Adapting for Age, Size, and Temperament
Puppies: start with very short, play-based sessions of 2–5 minutes and use tiny kibble or softened treats so calorie intake stays low; puppies under 16 weeks should have sessions driven by play and positive engagement rather than repetitive food training [2].
Seniors or dogs with joint disease: use low-impact alternatives such as training the dog to rest a paw on a target or teaching a “present paw” from a sitting position and limit paw lifts to brief holds under 2 seconds when joint pain is a concern [4].
Shy or fearful dogs respond better to shaping and desensitization: break the sequence into many tiny steps, reinforce any small approach or paw movement, and progress only when the dog shows calm, voluntary participation across multiple brief sessions [5].

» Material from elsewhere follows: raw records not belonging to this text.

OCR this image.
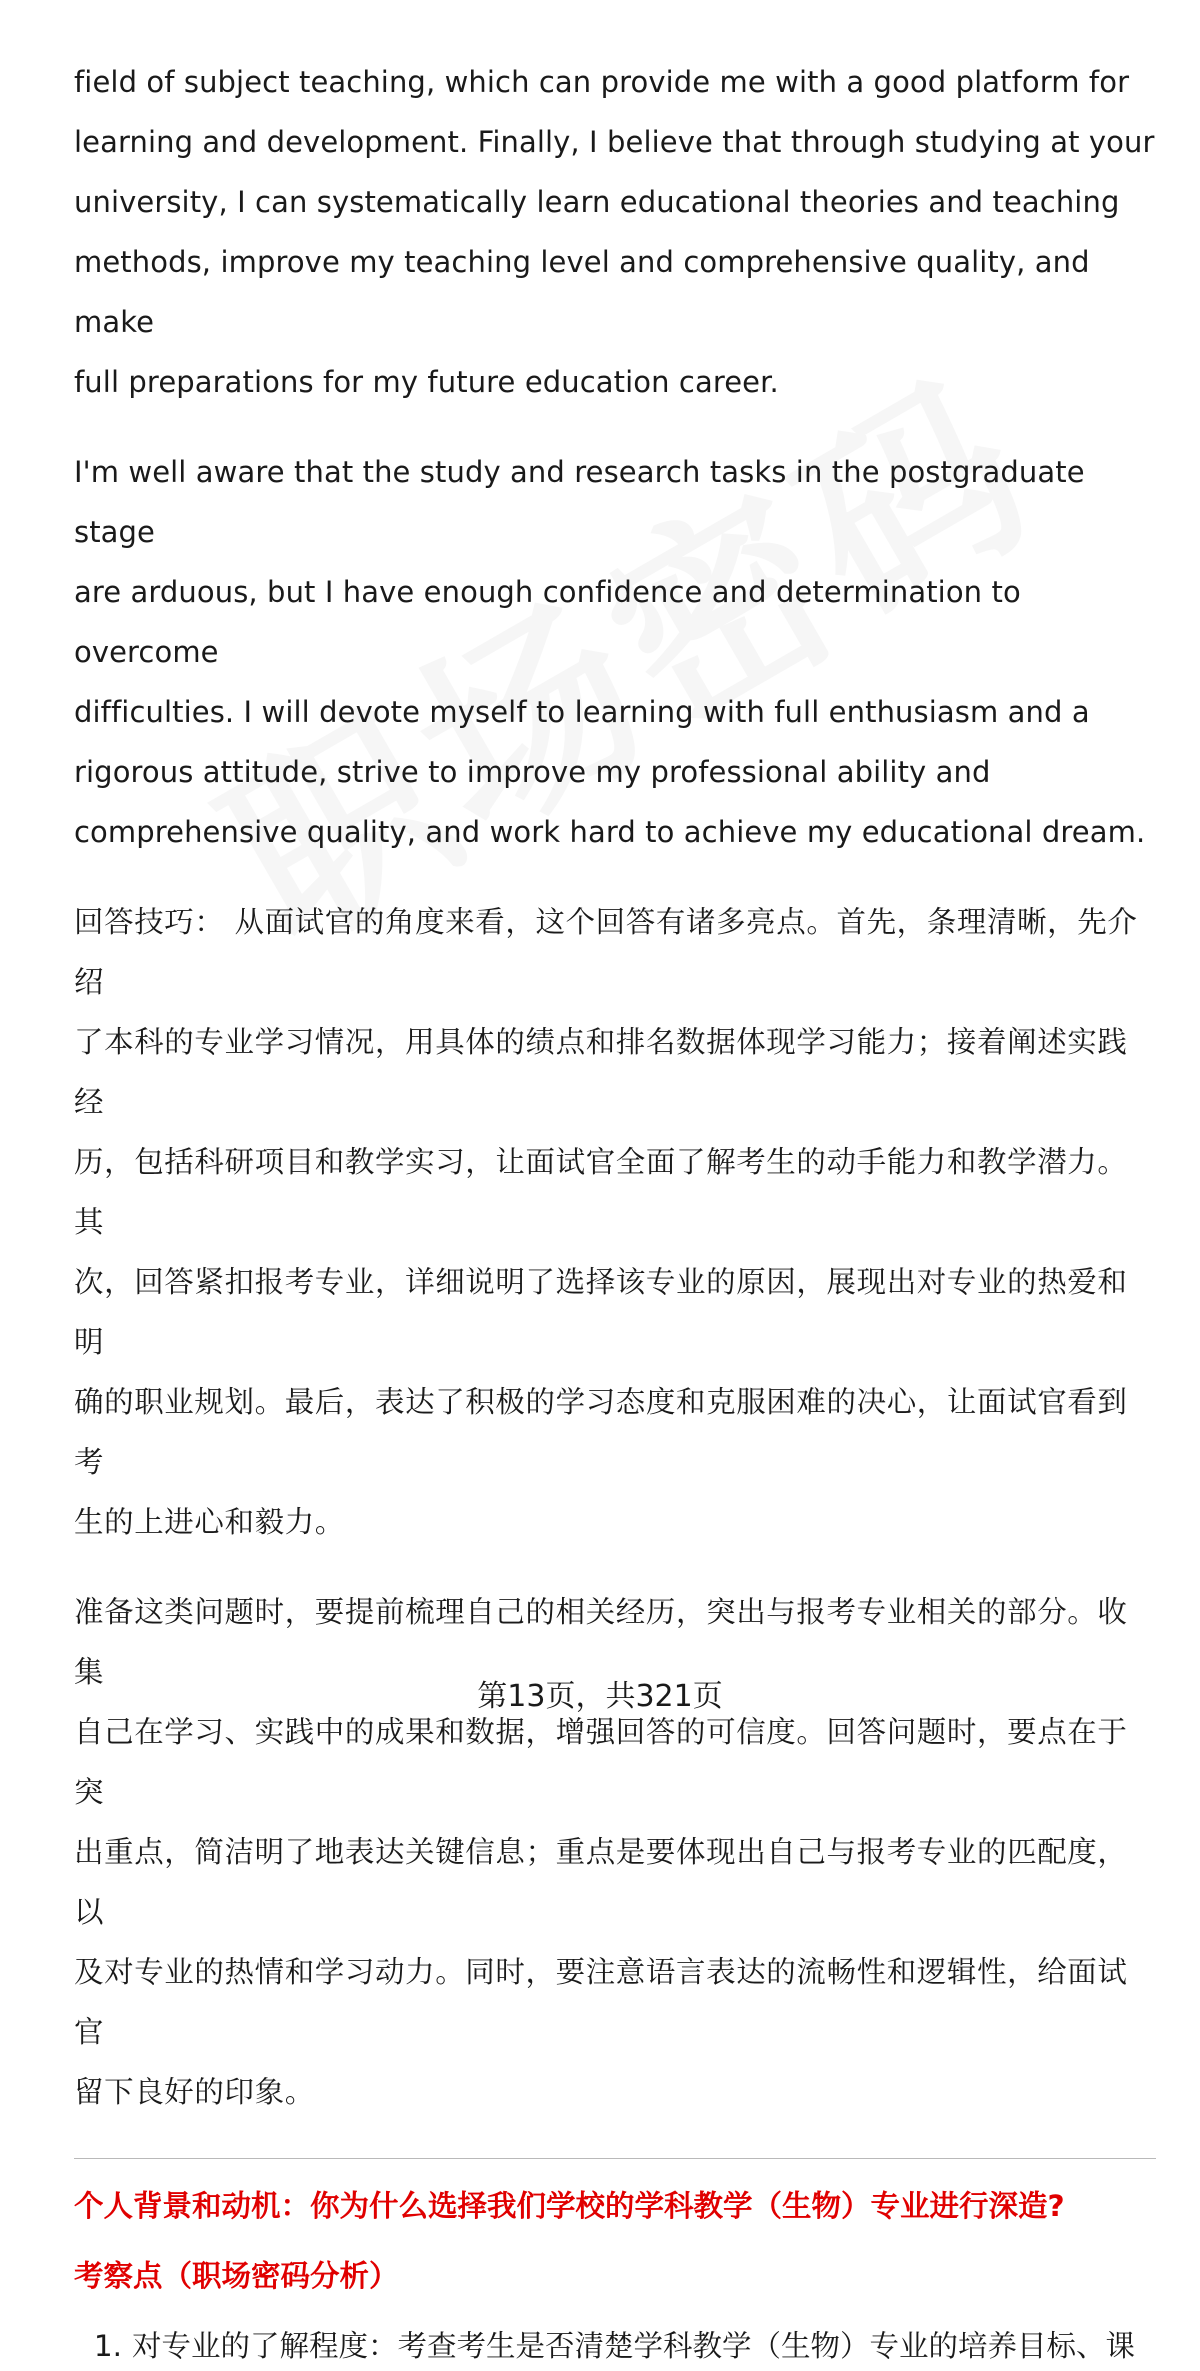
field of subject teaching, which can provide me with a good platform for
learning and development. Finally, I believe that through studying at your
university, I can systematically learn educational theories and teaching
methods, improve my teaching level and comprehensive quality, and make
full preparations for my future education career.
I'm well aware that the study and research tasks in the postgraduate stage
are arduous, but I have enough confidence and determination to overcome
difficulties. I will devote myself to learning with full enthusiasm and a
rigorous attitude, strive to improve my professional ability and
comprehensive quality, and work hard to achieve my educational dream.
回答技巧： 从面试官的角度来看，这个回答有诸多亮点。首先，条理清晰，先介绍
了本科的专业学习情况，用具体的绩点和排名数据体现学习能力；接着阐述实践经
历，包括科研项目和教学实习，让面试官全面了解考生的动手能力和教学潜力。其
次，回答紧扣报考专业，详细说明了选择该专业的原因，展现出对专业的热爱和明
确的职业规划。最后，表达了积极的学习态度和克服困难的决心，让面试官看到考
生的上进心和毅力。
准备这类问题时，要提前梳理自己的相关经历，突出与报考专业相关的部分。收集
自己在学习、实践中的成果和数据，增强回答的可信度。回答问题时，要点在于突
出重点，简洁明了地表达关键信息；重点是要体现出自己与报考专业的匹配度，以
及对专业的热情和学习动力。同时，要注意语言表达的流畅性和逻辑性，给面试官
留下良好的印象。
个人背景和动机：你为什么选择我们学校的学科教学（生物）专业进行深造?
考察点（职场密码分析）
1. 对专业的了解程度：考查考生是否清楚学科教学（生物）专业的培养目标、课
第13页，共321页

Troubleshooting Common Problems
Refusal or withdrawal: if a dog consistently withdraws a paw or avoids contact for 2–3 attempts, stop and reassess for pain, discomfort, or stressors and consult your veterinarian if the pattern persists [4].
Jumping or mouthing: prevent jumping by practicing from a seated position and deliver rewards low to the ground; if mouthing increases, switch to non-food praise and tiny food rewards only when calm.
Plateaus: if progress stalls after 4–6 sessions, vary the reward type, shorten sessions, or switch from luring to shaping to re-engage the dog’s problem-solving motivation [1].
Safety, Hygiene, and Handling Etiquette
Always check paws for cuts, foreign bodies, swelling, or heat and stop training if you find signs of pain; seek veterinary evaluation for any abnormality that does not improve within about 48–72 hours [4].
Keep nails trimmed at a safe length according to your veterinarian or groomer’s guidance, and clean paws after walks to reduce infection risk; routine nail checks every 2–4 weeks are common for many dogs [4].
Read consent signals: if a dog stiffens, yelps, turns away, tucks a tail, or freezes, pause the session and reduce pressure or intensity until the dog returns to a relaxed state.